The media coverage did not focus on this but the disparity per passenger journey across the UK – £2.19 in England, £7.60 in Wales and £9.33 in Scotland– and this concerns me for two reasons. The first is that, given the high level of cost for most turn up and go fares, no one sees it as ironic that you can pay hundreds of pounds to travel and still be subsidised for each journey.

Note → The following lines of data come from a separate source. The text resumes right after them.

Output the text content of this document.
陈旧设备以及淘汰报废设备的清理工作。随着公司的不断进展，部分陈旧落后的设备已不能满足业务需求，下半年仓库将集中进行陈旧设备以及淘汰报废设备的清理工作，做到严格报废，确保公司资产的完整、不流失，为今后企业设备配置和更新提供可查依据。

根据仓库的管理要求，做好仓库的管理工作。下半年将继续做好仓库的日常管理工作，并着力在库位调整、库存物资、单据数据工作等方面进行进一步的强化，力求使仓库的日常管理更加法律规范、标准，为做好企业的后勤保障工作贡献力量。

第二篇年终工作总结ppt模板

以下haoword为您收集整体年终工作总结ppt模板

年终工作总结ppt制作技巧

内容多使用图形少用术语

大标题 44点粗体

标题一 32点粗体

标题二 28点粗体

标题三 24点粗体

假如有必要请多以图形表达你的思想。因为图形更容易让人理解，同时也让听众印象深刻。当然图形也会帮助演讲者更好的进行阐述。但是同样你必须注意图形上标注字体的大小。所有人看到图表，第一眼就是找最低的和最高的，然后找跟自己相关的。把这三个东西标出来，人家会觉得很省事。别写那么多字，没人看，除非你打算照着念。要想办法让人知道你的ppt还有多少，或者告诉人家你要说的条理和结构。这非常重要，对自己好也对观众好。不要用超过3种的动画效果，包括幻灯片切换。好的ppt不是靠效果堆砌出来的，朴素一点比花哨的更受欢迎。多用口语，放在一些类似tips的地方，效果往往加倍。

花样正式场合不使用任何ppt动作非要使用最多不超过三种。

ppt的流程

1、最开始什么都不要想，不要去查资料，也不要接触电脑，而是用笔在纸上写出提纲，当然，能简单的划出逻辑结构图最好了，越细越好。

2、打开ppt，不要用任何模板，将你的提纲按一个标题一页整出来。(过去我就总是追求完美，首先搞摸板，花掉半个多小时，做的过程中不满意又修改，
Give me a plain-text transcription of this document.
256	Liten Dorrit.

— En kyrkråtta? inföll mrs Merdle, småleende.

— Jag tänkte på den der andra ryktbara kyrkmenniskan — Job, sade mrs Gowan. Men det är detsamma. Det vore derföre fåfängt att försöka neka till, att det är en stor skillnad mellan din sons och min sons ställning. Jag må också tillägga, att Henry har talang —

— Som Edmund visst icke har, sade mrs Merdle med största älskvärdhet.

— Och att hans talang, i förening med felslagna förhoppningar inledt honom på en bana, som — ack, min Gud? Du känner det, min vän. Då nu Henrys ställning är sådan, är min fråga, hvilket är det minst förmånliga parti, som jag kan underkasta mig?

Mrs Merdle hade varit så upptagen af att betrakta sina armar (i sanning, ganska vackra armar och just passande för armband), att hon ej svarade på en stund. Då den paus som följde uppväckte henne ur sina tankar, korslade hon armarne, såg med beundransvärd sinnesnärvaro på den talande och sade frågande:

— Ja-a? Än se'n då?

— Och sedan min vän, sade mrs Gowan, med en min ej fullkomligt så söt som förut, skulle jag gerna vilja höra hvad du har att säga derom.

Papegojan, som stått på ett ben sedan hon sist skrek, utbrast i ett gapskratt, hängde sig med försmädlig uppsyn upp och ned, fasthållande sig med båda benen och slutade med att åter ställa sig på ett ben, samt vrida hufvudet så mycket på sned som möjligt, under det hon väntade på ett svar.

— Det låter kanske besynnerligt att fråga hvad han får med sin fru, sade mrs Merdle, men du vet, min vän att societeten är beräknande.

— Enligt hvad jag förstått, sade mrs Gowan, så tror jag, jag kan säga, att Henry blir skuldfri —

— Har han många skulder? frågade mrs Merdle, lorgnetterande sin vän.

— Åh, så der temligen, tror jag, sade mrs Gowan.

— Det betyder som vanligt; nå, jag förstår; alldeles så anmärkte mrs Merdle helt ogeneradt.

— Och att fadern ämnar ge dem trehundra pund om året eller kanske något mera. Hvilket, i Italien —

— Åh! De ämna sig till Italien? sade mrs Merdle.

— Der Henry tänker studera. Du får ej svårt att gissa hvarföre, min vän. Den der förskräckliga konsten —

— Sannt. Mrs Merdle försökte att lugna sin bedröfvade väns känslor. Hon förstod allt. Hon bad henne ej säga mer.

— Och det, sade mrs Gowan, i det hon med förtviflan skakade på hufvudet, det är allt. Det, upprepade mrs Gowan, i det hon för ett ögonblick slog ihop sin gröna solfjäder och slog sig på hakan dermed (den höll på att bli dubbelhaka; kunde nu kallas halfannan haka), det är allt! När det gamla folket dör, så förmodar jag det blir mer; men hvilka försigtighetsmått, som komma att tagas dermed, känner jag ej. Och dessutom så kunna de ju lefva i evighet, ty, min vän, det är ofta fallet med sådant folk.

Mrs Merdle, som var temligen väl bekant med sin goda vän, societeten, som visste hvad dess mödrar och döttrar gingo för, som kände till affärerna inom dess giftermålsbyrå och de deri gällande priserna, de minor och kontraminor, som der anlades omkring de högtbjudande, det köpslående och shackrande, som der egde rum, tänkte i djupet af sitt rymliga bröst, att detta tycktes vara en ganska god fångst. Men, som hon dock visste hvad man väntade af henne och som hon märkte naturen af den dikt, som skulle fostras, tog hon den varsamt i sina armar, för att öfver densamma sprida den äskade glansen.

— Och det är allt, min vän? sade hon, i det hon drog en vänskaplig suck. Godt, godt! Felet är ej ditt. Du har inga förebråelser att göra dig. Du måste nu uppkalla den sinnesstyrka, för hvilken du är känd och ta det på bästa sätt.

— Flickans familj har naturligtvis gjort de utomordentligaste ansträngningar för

The second is that those of us in the industry recognise the figures will be skewed by population density and volume,especially in and around London, but the subsidy figures do not reflect any comparative investment figures for the UK because we know that the north-west and north-east of England, Scotland and Wales have had nowhere near the money that is disproportionately invested in the south-east, both in infrastructure and rolling stock.


We are seeking, with our sister trade unions, a judicial review of the proposed East Coast franchising process; after the West Coast debacle we need to ensure the rights and needs of employees are given due consideration.The review also raises issues around the new trend for direct award which causes concern for our members’ futures and the shape of the industry.


This union evolves and, with that in mind, we wish DO7 Stan Moran a long and happy retirement and thank him for all he did for us in all his roles. Brian Corbett takes over and we wish him every success. I also congratulate DO1 Graham Morris and Tosh McDonald, EC member for District 4, on their re-election.